Neurips 2025 Day 1

My notes on Day of NeurIPS 2025. I wanted to wait till they were more complete, but it’s three months later now and they’re useful as as!

Explainable AI

Attribution

  • System output is a function of:
    • Training data, which makes the system sensitive to
    • Input features, that are transformed by
    • Model components to produce an output
  • Approaches for attributing outputs to features
    • Perturbation based approaches
      • Compare system output with a feature that without
        • Game-theoretic approach
          • Compute marginal contribution of units
          • Combine these into Shapley metrics
      • Produces saliency maps
    • Gradient based approaches
      • Partial derivatives of output with respect to a features
    • Linear approximations
      • Approximate model as locally linear: $f(x) \approx w^T x + b.$
        • Often enough to replace $x$ with binary indicator of feature presence.
  • Data attribution
    • Perturbation based: e.g. Leave One Out: $f(x) – f^{-j}(x)$
      • Game theoretic metric: Data Shapley
    • Gradient-based
      • Loss gradient overlap
      • Influence functions: how much do parameters change without a specific training example: $\theta_{\epsilon, x_j} = \text{argmin}_\theta {1 \over n} \sum+
    • Linear approximations
      • Skip training, directly predict model output with a linear model.
  • Component attribution
    • Component: Neuron, subnetwork, etc.
    • Perturbation based: Causal Mediation Analysis
      • Output with and without a specific component.
    • Game Theoretic: Neural Shapley
    • Causal tracing:
      • First, get the normal system output, x \to f(x): What is the Capital of France?
      • Then, get the output to a perturbed input x’ \to f(x’): What is the Capital of ____?
      • Finally, bring in component activation from unperturbed case: x’ \to f_{k^*}(x’).
      • Perturb the identified component to obtain target behaviour.
    • Gradient-based component attribution:
      • $f_{k^*}(x’) -f(x’) \approx \nabla_{c_k} f(x’)[c_k(x) – c_k(x’)]$?

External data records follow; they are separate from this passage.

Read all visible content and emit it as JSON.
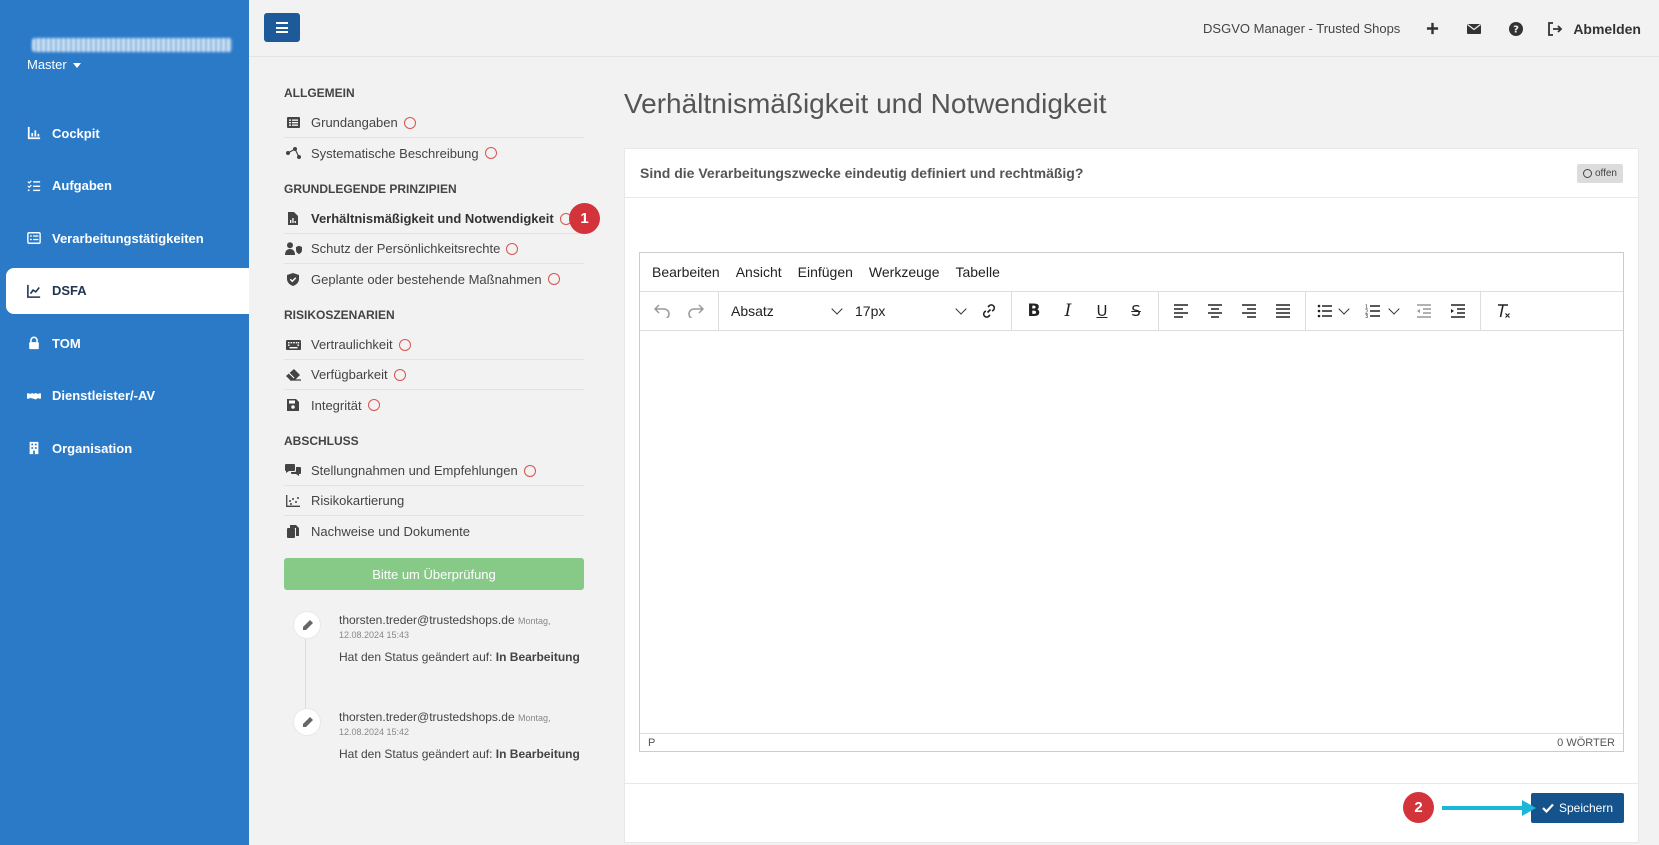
{
  "sidebar": {
    "tenant": "Master",
    "items": [
      {
        "label": "Cockpit",
        "icon": "chart-bar-icon"
      },
      {
        "label": "Aufgaben",
        "icon": "list-check-icon"
      },
      {
        "label": "Verarbeitungstätigkeiten",
        "icon": "list-icon"
      },
      {
        "label": "DSFA",
        "icon": "chart-line-icon",
        "active": true
      },
      {
        "label": "TOM",
        "icon": "lock-icon"
      },
      {
        "label": "Dienstleister/-AV",
        "icon": "handshake-icon"
      },
      {
        "label": "Organisation",
        "icon": "building-icon"
      }
    ]
  },
  "header": {
    "app_title": "DSGVO Manager - Trusted Shops",
    "logout_label": "Abmelden"
  },
  "sections": [
    {
      "heading": "ALLGEMEIN",
      "items": [
        {
          "label": "Grundangaben",
          "icon": "list-alt-icon",
          "status": "open"
        },
        {
          "label": "Systematische Beschreibung",
          "icon": "project-diagram-icon",
          "status": "open"
        }
      ]
    },
    {
      "heading": "GRUNDLEGENDE PRINZIPIEN",
      "items": [
        {
          "label": "Verhältnismäßigkeit und Notwendigkeit",
          "icon": "file-chart-icon",
          "status": "open",
          "active": true
        },
        {
          "label": "Schutz der Persönlichkeitsrechte",
          "icon": "user-shield-icon",
          "status": "open"
        },
        {
          "label": "Geplante oder bestehende Maßnahmen",
          "icon": "shield-check-icon",
          "status": "open"
        }
      ]
    },
    {
      "heading": "RISIKOSZENARIEN",
      "items": [
        {
          "label": "Vertraulichkeit",
          "icon": "keyboard-icon",
          "status": "open"
        },
        {
          "label": "Verfügbarkeit",
          "icon": "eraser-icon",
          "status": "open"
        },
        {
          "label": "Integrität",
          "icon": "save-icon",
          "status": "open"
        }
      ]
    },
    {
      "heading": "ABSCHLUSS",
      "items": [
        {
          "label": "Stellungnahmen und Empfehlungen",
          "icon": "comments-icon",
          "status": "open"
        },
        {
          "label": "Risikokartierung",
          "icon": "scatter-chart-icon"
        },
        {
          "label": "Nachweise und Dokumente",
          "icon": "copy-icon"
        }
      ]
    }
  ],
  "review_button": "Bitte um Überprüfung",
  "timeline": [
    {
      "user": "thorsten.treder@trustedshops.de",
      "date_line1": "Montag,",
      "date_line2": "12.08.2024 15:43",
      "message": "Hat den Status geändert auf:",
      "status": "In Bearbeitung"
    },
    {
      "user": "thorsten.treder@trustedshops.de",
      "date_line1": "Montag,",
      "date_line2": "12.08.2024 15:42",
      "message": "Hat den Status geändert auf:",
      "status": "In Bearbeitung"
    }
  ],
  "main": {
    "title": "Verhältnismäßigkeit und Notwendigkeit",
    "question": "Sind die Verarbeitungszwecke eindeutig definiert und rechtmäßig?",
    "status_label": "offen"
  },
  "editor": {
    "menus": [
      "Bearbeiten",
      "Ansicht",
      "Einfügen",
      "Werkzeuge",
      "Tabelle"
    ],
    "block_format": "Absatz",
    "font_size": "17px",
    "path": "P",
    "word_count": "0 WÖRTER"
  },
  "save_label": "Speichern",
  "annotations": {
    "one": "1",
    "two": "2"
  },
  "colors": {
    "sidebar": "#2a7ac8",
    "primary": "#15538d",
    "success": "#87c987",
    "danger": "#d3333b",
    "arrow": "#1bb7d8"
  }
}
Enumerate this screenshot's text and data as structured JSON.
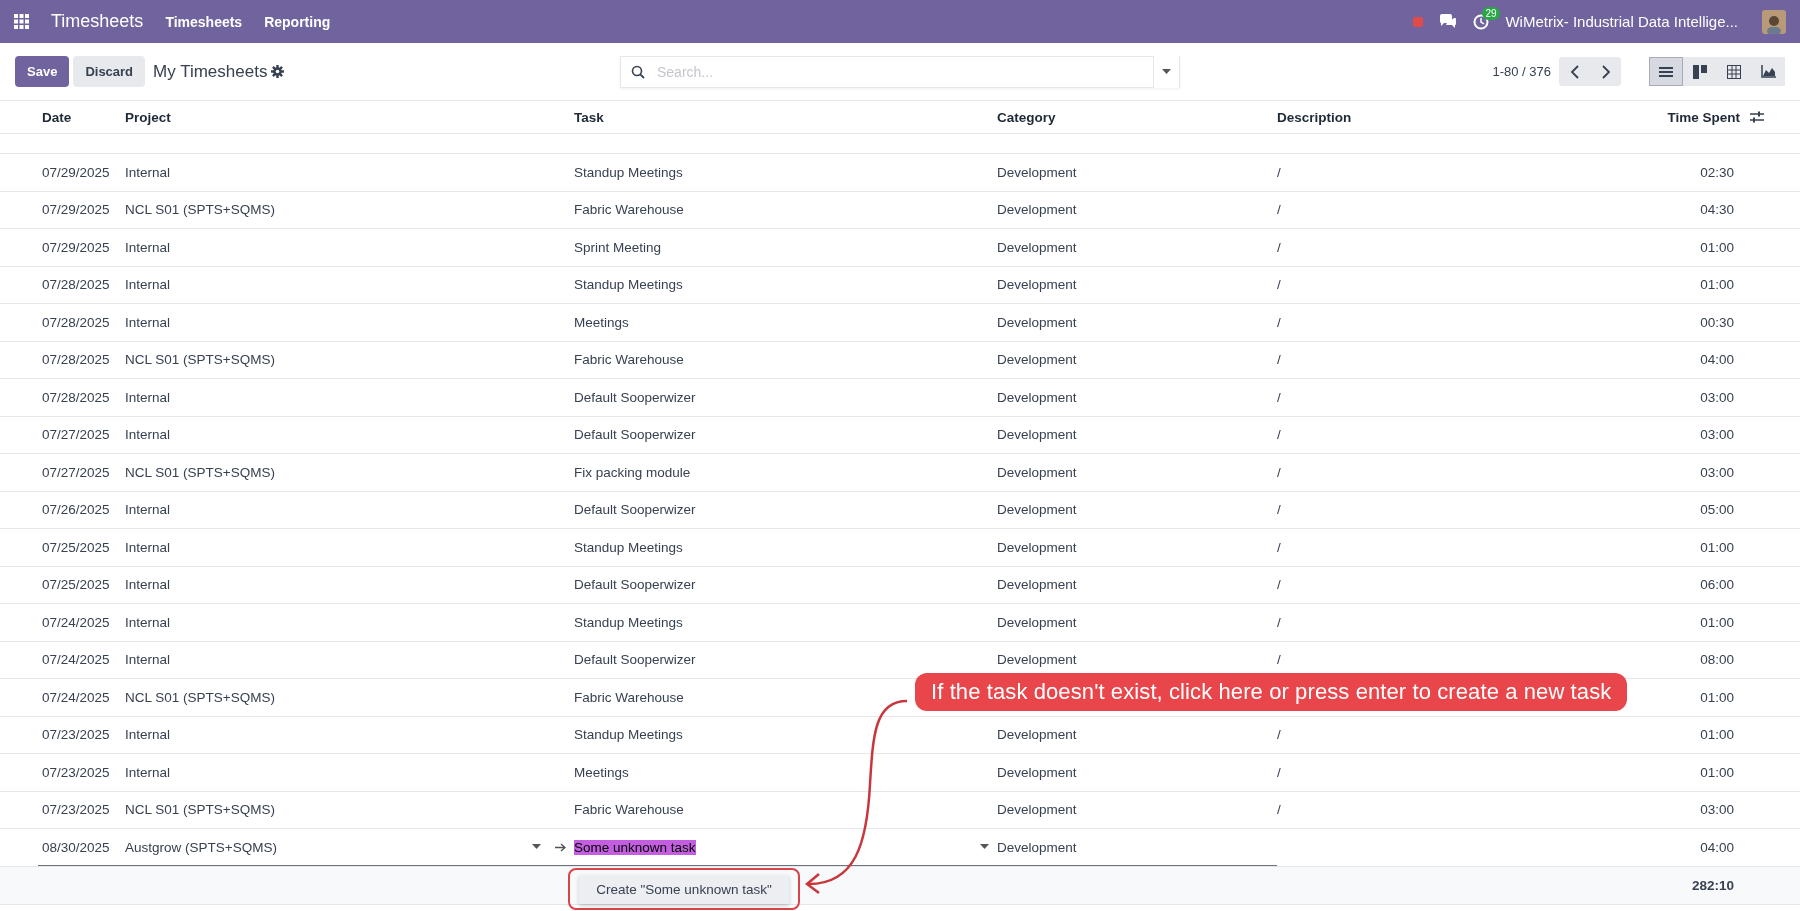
{
  "navbar": {
    "app_name": "Timesheets",
    "menu": [
      "Timesheets",
      "Reporting"
    ],
    "activity_count": "29",
    "company": "WiMetrix- Industrial Data Intellige..."
  },
  "control_panel": {
    "save": "Save",
    "discard": "Discard",
    "title": "My Timesheets",
    "search_placeholder": "Search...",
    "pager": "1-80 / 376",
    "views": [
      {
        "kind": "list",
        "selected": true
      },
      {
        "kind": "kanban",
        "selected": false
      },
      {
        "kind": "pivot",
        "selected": false
      },
      {
        "kind": "graph",
        "selected": false
      }
    ]
  },
  "table": {
    "columns": [
      "Date",
      "Project",
      "Task",
      "Category",
      "Description",
      "Time Spent"
    ],
    "rows": [
      {
        "date": "07/29/2025",
        "project": "Internal",
        "task": "Standup Meetings",
        "category": "Development",
        "description": "/",
        "time": "02:30"
      },
      {
        "date": "07/29/2025",
        "project": "NCL S01 (SPTS+SQMS)",
        "task": "Fabric Warehouse",
        "category": "Development",
        "description": "/",
        "time": "04:30"
      },
      {
        "date": "07/29/2025",
        "project": "Internal",
        "task": "Sprint Meeting",
        "category": "Development",
        "description": "/",
        "time": "01:00"
      },
      {
        "date": "07/28/2025",
        "project": "Internal",
        "task": "Standup Meetings",
        "category": "Development",
        "description": "/",
        "time": "01:00"
      },
      {
        "date": "07/28/2025",
        "project": "Internal",
        "task": "Meetings",
        "category": "Development",
        "description": "/",
        "time": "00:30"
      },
      {
        "date": "07/28/2025",
        "project": "NCL S01 (SPTS+SQMS)",
        "task": "Fabric Warehouse",
        "category": "Development",
        "description": "/",
        "time": "04:00"
      },
      {
        "date": "07/28/2025",
        "project": "Internal",
        "task": "Default Sooperwizer",
        "category": "Development",
        "description": "/",
        "time": "03:00"
      },
      {
        "date": "07/27/2025",
        "project": "Internal",
        "task": "Default Sooperwizer",
        "category": "Development",
        "description": "/",
        "time": "03:00"
      },
      {
        "date": "07/27/2025",
        "project": "NCL S01 (SPTS+SQMS)",
        "task": "Fix packing module",
        "category": "Development",
        "description": "/",
        "time": "03:00"
      },
      {
        "date": "07/26/2025",
        "project": "Internal",
        "task": "Default Sooperwizer",
        "category": "Development",
        "description": "/",
        "time": "05:00"
      },
      {
        "date": "07/25/2025",
        "project": "Internal",
        "task": "Standup Meetings",
        "category": "Development",
        "description": "/",
        "time": "01:00"
      },
      {
        "date": "07/25/2025",
        "project": "Internal",
        "task": "Default Sooperwizer",
        "category": "Development",
        "description": "/",
        "time": "06:00"
      },
      {
        "date": "07/24/2025",
        "project": "Internal",
        "task": "Standup Meetings",
        "category": "Development",
        "description": "/",
        "time": "01:00"
      },
      {
        "date": "07/24/2025",
        "project": "Internal",
        "task": "Default Sooperwizer",
        "category": "Development",
        "description": "/",
        "time": "08:00"
      },
      {
        "date": "07/24/2025",
        "project": "NCL S01 (SPTS+SQMS)",
        "task": "Fabric Warehouse",
        "time": "01:00"
      },
      {
        "date": "07/23/2025",
        "project": "Internal",
        "task": "Standup Meetings",
        "category": "Development",
        "description": "/",
        "time": "01:00"
      },
      {
        "date": "07/23/2025",
        "project": "Internal",
        "task": "Meetings",
        "category": "Development",
        "description": "/",
        "time": "01:00"
      },
      {
        "date": "07/23/2025",
        "project": "NCL S01 (SPTS+SQMS)",
        "task": "Fabric Warehouse",
        "category": "Development",
        "description": "/",
        "time": "03:00"
      }
    ],
    "editing_row": {
      "date": "08/30/2025",
      "project": "Austgrow (SPTS+SQMS)",
      "task": "Some unknown task",
      "category": "Development",
      "time": "04:00"
    },
    "autocomplete": {
      "option": "Create \"Some unknown task\""
    },
    "total": "282:10"
  },
  "annotation": {
    "text": "If the task doesn't exist, click here or press enter to create a new task"
  }
}
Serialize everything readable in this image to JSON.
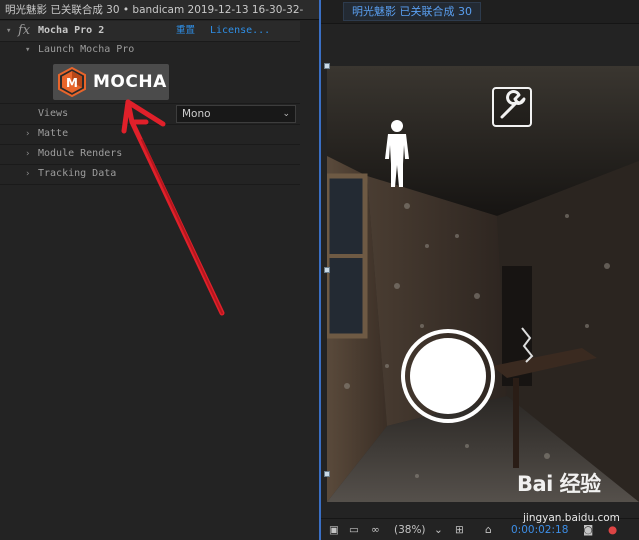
{
  "effect_controls": {
    "header": "明光魅影 已关联合成 30 • bandicam 2019-12-13 16-30-32-",
    "effect_name": "Mocha Pro 2",
    "reset_label": "重置",
    "license_label": "License...",
    "launch_group_label": "Launch Mocha Pro",
    "mocha_button_label": "MOCHA",
    "views_label": "Views",
    "views_value": "Mono",
    "matte_label": "Matte",
    "module_renders_label": "Module Renders",
    "tracking_data_label": "Tracking Data"
  },
  "composition": {
    "tab_label": "明光魅影 已关联合成 30",
    "toolbar": {
      "zoom_level": "(38%)",
      "timecode": "0:00:02:18"
    }
  },
  "watermark": {
    "brand": "Bai 经验",
    "url": "jingyan.baidu.com"
  },
  "colors": {
    "link_blue": "#2f8fe6",
    "annotation_red": "#e0202a",
    "panel_focus_blue": "#3a6fc4",
    "mocha_orange": "#e8652b"
  },
  "icons": [
    "fx-icon",
    "twirl-triangle-icon",
    "mocha-logo-icon",
    "chevron-down-icon",
    "wrench-icon",
    "person-icon",
    "camera-shutter-icon",
    "monitor-icon",
    "vr-goggles-icon",
    "snapshot-icon",
    "color-channels-icon"
  ]
}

Building Inherently Explainable AI systems

  • Explainability as communication channel between the model and the human.
  • Inherently explainable architectures:
    • Replacing neural network layers to force explicit representations of human-understandable concepts.
      • Modifying loss functions accordingly
    • Does not cause performance loss.
    • Transformers to Generalized Additive Models
      • Backpack Language Models
  • Inherently explainable training:
    • Gradient-based and perturbation based approaches can attribute different answers than masking based approaches.
    • One solution: change training to reflect post-hoc explainaibility paradigm.
    • E.g. training on randomly masked data.

Concepts and References

  • LogitLens
  • Shapley / Data Shapley / Neural Shapley
  • Causal Mediation Analysis
  • Kumar et al. 2022, probing classifiers will rely on spurious features.
  • Backpack Language Models
  • Generalized Additive Models
  • Neural Additive Models

Geometric Deep Learning

  • Groups capture symmetries
  • Invariant neural networks:
    • Output invariant transformed input is the same: $f(g.x) = f(x)$
  • Equivariance:
    • Output respects transformed input: $f(g.x) = g.f(x)$
  • Why do we care?
    • Learning efficiency
    • Noise robustness
    • Can affect loss-landscapes, learning

Achieving equivariance

  • Modifying off-the-shelf (non-equivariant) networks
    • Canonicalization
      • E.g. alignment, registration
      • Problem: not always continuous: small input changes produce large output changes.
    • Group averaging
      • Average output of all group transformed inputs
      • Nice mathematical properties, including continuity
      • Problem: Groups can be huge, enumerating all group elements can be hard.
        • Solution: Don’t need to use full group, group generators suffice.
          • Problem: Group generators can be hard to find.
            • Solution: A not too large random subset of group elements can approximately capture the symmetries.
  • Building equivariant-networks
    • Data augmentation: train on group transformed data.
      • Problem: No guarantee to exactly capture the symmetry.
    • Weight-sharing: symmetries are reflected in fixed weigh structure.
      • E.g. CNNs capturing translation invariance.
      • Problem: Might not be sufficiently expressive.
    • From invariant theory:
      • Build networks sensitive to specific small order polynomial functions of the input.
        • E.g. to make invariant to rotations, use dot products.

Concepts and References

  • Equivariance
  • SignNet
  • DeepSet
  • Villar “Machine Learning and Invariant Theory”
  • “Symmetries in Neural Network Parameter Space.”
  • Weight space learning “Neural Nets as Data”
  • Model merging
  • Symmetry-invariant optimization
  • Neural Radiance Fields
  • Implicit Neural Representations
  • Any-dimensional models
  • “Representational Stability” B Farb ICM 2014
  • Manifold hypothesis helps curse of dimensionality if curvature is bounded positive below
    • E.g. avoid hyperbolas, space-filling shapes.